In the development of new products, from the design concept stage through to the development of the detailed design all involve a progressive assessment and culling of a large number of material choices (Mouritz, 2012). The process of material selection during these stages is not always the same for all products. For product and structures whose performances are not solely based on physical scientific parameters, but on aesthetic, tactile, sensual and cultural factors, such products like clothes, building interiors, pens, mug etc. which are mainly designed by members of the arts community, don’t follow the typical engineering process of material selection (Laughlin & Howes, 2014).
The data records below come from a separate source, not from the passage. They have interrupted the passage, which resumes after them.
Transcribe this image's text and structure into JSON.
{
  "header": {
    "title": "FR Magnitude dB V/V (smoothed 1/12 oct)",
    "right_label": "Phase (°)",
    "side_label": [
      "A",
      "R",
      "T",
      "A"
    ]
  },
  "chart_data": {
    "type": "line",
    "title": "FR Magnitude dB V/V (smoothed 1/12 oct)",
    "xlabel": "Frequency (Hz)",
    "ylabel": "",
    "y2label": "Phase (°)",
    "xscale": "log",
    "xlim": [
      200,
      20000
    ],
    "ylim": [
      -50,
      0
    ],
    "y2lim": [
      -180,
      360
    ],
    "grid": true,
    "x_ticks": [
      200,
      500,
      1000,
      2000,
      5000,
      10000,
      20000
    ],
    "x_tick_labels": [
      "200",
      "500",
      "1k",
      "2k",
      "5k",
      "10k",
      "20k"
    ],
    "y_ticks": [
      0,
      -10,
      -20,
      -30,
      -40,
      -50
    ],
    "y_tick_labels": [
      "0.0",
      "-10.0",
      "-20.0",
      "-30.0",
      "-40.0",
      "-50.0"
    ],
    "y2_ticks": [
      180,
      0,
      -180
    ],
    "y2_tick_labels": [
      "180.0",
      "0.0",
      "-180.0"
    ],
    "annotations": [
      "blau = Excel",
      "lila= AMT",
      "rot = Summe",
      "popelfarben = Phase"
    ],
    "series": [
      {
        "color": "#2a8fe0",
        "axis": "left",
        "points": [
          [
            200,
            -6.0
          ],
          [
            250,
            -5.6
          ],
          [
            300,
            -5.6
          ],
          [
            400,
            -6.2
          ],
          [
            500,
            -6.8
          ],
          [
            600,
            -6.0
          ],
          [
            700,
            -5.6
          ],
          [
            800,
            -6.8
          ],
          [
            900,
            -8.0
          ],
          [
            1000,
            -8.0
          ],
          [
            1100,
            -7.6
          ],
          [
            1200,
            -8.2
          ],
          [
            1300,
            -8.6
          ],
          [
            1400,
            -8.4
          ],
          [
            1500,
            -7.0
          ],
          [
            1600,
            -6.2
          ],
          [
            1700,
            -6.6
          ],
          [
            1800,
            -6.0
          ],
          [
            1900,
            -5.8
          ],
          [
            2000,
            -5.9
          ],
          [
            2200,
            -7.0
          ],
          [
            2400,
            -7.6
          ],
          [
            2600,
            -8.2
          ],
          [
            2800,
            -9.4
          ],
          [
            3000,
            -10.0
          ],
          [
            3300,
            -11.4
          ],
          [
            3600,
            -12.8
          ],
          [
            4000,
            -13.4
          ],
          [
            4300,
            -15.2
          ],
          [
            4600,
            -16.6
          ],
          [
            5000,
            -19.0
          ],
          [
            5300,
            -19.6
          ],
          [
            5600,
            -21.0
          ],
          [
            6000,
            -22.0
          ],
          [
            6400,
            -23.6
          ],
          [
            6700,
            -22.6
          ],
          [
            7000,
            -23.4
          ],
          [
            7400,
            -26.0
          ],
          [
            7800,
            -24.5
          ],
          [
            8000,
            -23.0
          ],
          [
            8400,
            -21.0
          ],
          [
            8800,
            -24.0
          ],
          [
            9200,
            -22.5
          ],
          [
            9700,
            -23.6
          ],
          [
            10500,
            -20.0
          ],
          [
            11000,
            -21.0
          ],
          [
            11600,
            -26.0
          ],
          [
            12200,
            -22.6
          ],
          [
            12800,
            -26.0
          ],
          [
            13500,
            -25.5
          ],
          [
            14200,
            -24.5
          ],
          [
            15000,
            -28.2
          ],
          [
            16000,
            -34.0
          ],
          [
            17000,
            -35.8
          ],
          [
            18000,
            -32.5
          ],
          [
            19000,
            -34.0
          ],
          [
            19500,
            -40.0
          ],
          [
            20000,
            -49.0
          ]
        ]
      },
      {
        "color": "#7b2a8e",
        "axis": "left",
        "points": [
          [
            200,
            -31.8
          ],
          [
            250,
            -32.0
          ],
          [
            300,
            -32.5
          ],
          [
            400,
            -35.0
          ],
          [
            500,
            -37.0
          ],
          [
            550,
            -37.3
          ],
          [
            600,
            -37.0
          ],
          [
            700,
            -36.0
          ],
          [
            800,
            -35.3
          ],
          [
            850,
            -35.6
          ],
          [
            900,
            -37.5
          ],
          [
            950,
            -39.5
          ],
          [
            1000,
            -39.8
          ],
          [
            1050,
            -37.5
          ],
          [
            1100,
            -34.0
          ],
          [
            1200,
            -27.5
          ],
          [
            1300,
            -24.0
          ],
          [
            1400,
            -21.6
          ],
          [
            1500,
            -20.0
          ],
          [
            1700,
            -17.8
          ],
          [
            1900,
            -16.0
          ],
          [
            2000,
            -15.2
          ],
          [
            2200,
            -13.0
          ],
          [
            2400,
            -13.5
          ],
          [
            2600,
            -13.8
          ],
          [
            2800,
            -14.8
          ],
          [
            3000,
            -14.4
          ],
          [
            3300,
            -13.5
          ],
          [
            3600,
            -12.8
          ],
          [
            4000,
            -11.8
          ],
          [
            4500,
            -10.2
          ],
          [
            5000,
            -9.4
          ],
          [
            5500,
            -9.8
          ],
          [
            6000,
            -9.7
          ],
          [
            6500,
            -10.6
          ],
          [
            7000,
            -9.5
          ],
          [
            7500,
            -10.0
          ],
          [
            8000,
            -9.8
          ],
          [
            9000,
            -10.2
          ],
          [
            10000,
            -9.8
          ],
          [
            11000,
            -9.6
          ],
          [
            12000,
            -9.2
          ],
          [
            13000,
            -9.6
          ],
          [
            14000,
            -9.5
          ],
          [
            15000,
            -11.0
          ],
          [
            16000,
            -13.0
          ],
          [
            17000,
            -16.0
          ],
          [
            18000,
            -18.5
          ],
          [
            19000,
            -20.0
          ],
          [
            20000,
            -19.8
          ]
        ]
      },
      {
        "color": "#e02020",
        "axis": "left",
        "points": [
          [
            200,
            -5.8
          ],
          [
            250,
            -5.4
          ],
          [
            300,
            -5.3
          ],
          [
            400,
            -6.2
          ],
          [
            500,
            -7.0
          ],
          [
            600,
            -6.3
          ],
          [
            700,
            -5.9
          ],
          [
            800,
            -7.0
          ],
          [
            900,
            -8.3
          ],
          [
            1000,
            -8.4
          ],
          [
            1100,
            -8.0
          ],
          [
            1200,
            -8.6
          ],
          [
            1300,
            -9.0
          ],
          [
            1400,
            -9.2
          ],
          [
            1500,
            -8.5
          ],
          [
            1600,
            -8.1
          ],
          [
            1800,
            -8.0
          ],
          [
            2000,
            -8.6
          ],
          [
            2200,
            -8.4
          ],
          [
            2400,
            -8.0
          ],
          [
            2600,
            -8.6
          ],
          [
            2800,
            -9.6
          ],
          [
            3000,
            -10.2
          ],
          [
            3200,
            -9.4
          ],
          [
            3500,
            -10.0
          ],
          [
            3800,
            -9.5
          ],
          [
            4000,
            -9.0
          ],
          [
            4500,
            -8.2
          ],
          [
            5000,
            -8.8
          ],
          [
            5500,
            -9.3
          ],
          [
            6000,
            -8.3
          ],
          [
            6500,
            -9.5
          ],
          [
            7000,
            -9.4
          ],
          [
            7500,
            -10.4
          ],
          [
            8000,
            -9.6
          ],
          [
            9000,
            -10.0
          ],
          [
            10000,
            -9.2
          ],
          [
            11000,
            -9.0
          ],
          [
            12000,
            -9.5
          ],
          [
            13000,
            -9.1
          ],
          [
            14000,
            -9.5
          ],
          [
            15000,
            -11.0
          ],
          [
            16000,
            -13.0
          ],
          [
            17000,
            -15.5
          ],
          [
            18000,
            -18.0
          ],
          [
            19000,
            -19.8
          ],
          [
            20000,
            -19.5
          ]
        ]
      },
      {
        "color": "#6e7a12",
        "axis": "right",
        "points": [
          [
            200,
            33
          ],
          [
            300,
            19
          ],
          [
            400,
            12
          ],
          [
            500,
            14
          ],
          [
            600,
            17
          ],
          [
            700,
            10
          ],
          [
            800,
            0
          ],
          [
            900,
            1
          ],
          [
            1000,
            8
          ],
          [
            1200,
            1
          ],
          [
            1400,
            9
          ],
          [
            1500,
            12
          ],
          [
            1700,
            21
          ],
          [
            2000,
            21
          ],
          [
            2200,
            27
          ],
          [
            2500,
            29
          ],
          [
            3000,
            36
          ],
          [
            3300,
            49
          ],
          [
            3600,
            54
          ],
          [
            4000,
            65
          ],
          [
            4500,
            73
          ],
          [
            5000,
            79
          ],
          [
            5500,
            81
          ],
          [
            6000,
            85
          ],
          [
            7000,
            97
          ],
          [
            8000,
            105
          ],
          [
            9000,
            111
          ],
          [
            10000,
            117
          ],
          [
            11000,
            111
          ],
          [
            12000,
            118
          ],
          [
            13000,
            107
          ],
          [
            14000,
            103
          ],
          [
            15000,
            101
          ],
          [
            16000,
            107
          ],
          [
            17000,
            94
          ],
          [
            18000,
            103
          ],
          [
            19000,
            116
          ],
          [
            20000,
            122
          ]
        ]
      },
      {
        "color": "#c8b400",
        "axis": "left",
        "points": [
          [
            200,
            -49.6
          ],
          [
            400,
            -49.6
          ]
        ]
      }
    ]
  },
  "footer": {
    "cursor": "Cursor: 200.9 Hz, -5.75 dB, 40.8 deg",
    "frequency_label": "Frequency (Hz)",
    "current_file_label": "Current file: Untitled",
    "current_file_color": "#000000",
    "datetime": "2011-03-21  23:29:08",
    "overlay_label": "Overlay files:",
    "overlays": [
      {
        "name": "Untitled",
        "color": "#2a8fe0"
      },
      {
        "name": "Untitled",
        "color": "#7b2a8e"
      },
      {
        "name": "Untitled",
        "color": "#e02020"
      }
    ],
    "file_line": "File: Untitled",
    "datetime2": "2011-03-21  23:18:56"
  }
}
However, the process of selecting materials for the design of mechanical components and systems involves a three main process stage which starts with; material translation which deals with the examination of the functions and objectives of material for the design, material screening, which is about the elimination of materials whose properties do not meet the design constraints and finally material ranking, which involves the actual selection of the materials that surpass the design constraint limits.

Materials selection which pays a significant role in the engineering design process is one of the most critical tasks for product designers. Designers are expected to identify material(s) with specific functionalities and properties for their design concepts (Chatterjee & Chakraborty, 2012). There are several engineering materials with diverse properties available to the designers, to satisfy and meet specific design constraint limits. With a large number of materials available and their diverse properties as well as the interrelationship, interconnectivity, and interaction between the selections criteria, the material selection process can be regarded as a complex, challenging and a time-consuming process. It is referred to as multi-criteria decision making (MCDM) problem since multiple criteria are considered when trying to deal with or meet with the design constraints. Design constraints which are required conditions in engineering design, need to be dealt with for the design project to be successful, also they help in forcing the designers to evaluate and narrow their material choice to the best material alternative.

Although, there are several articles that have employed MCDM methods for the selection of design material in literature. Some of which includes; Gul et al. (2017), who presents a fuzzy logic based PROMETHEE (Preference Ranking Organization Method for Enrichment Evaluation) method for the selection of materials used in the design of automotive instrument panel. Girubha & Vinodh, (2012), employed the VIKOR method as MCDM tool to determine the most appropriate material for the instrument used in the design of electric panels. Chatterjee & Chakraborty, (2012) present a four-preference ranking based MCDM methods for resolving material selection problem. Rahman, et al., (2012) proposed a knowledge-based decision support system for selecting material for the design of a building roof. The decision support system utilized a TOPSIS-based method to facilitate the selection process. Liu, et al., (2013) developed a methodology that employs MCDM method with interval 2-tuple linguistic information which uses subjective and objective weights in solving material selection problem in a two-case study in the automotive industry.

Anajkumar, et al., (2014) uses four (4) different MCDM methods (i.e. the fuzzy analytic hierarchy process (FAHP) and technique for Order of Preference by Similarity to Ideal Solution (TOPSIS), FAHP and VIKOR method, FAHP and ELECTRE method and finally, FAHP and PROMTHEE method) for the selection of materials used in pipes design in the sugar industry, by taking into account different alternatives and evaluation criteria. Liu, et al., (2014) integrated decision-making trial and evaluation laboratory (DEMATEL) based analytic network process (ANP) and VIKOR method for resolving bush material selection problem which consists of many interdependent criteria.